Retail

Zomato Faces Challenges With Gold Subscription

Zomato

As restaurants lose interest in the company’s Gold Subscription program, food delivery startup Zomato is hitting roadblocks in India. The offering was meant to be a win-win for restaurant partners along with Zomato, according to reports.

With the Gold program, restaurants had the ability to win some customers and gain better discovery while taking in enhanced reviews due to freebies. Zomato had a better ability to monetize its customer base. (It charges a fee for a subscription to Gold.) However, according to reports, the company “somewhere down the line” opened the program to everyone even though it was said to be meant for a limited number of subscribers.

Zomato CEO Deepinder Goyal noted that the company made some mistakes and took note of the resistance. Goyal said, according to reports, “Somewhere, we have made mistakes and things haven’t gone as planned. This is a wake up call that we need to do 100x more for our restaurant partners than we have done before.”

According to the report, over 2,000 of the 6,500 Zomato Gold restaurant partners opted out of the offering in recent days. The disruption happened after a trade body, the National Restaurant Association of India (NRAI), started a campaign against Zomato as well as dining startups like Dineout, Nearbuy, Magicpin and EazyDiner.

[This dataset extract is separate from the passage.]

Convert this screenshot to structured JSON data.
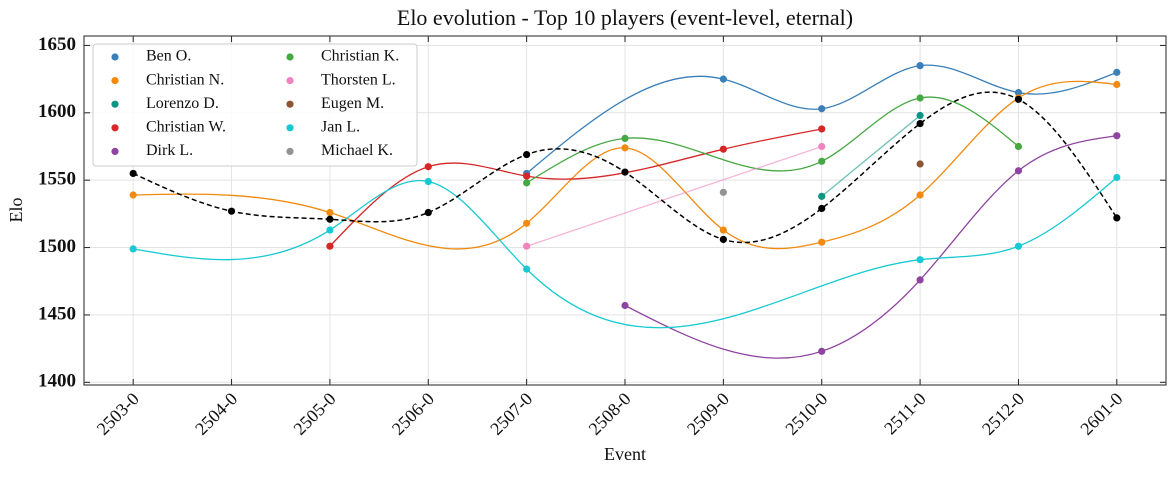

In separate Zomato news, the food delivery service is taking to the skies to traverse routes that are densely populated. According to news in June, the company said it had made a successful test of delivery by hybrid drone. The drone covered 3.1 miles in less than 10 minutes and had an 11-pound payload, while the firm seeks to someday make deliveries within 15 minutes, per news at the time.

Goyal said per the report, “Fifteen minutes is only possible if we take the aerial route — roads are not efficient for very fast delivery.” Goyal continued, “While our biker fleet nowadays delivers in 30.5 minutes on an average (which is the fastest in the industry as far as we know), every incremental minute with our fleet becomes harder as it separates our users from their ordered food.”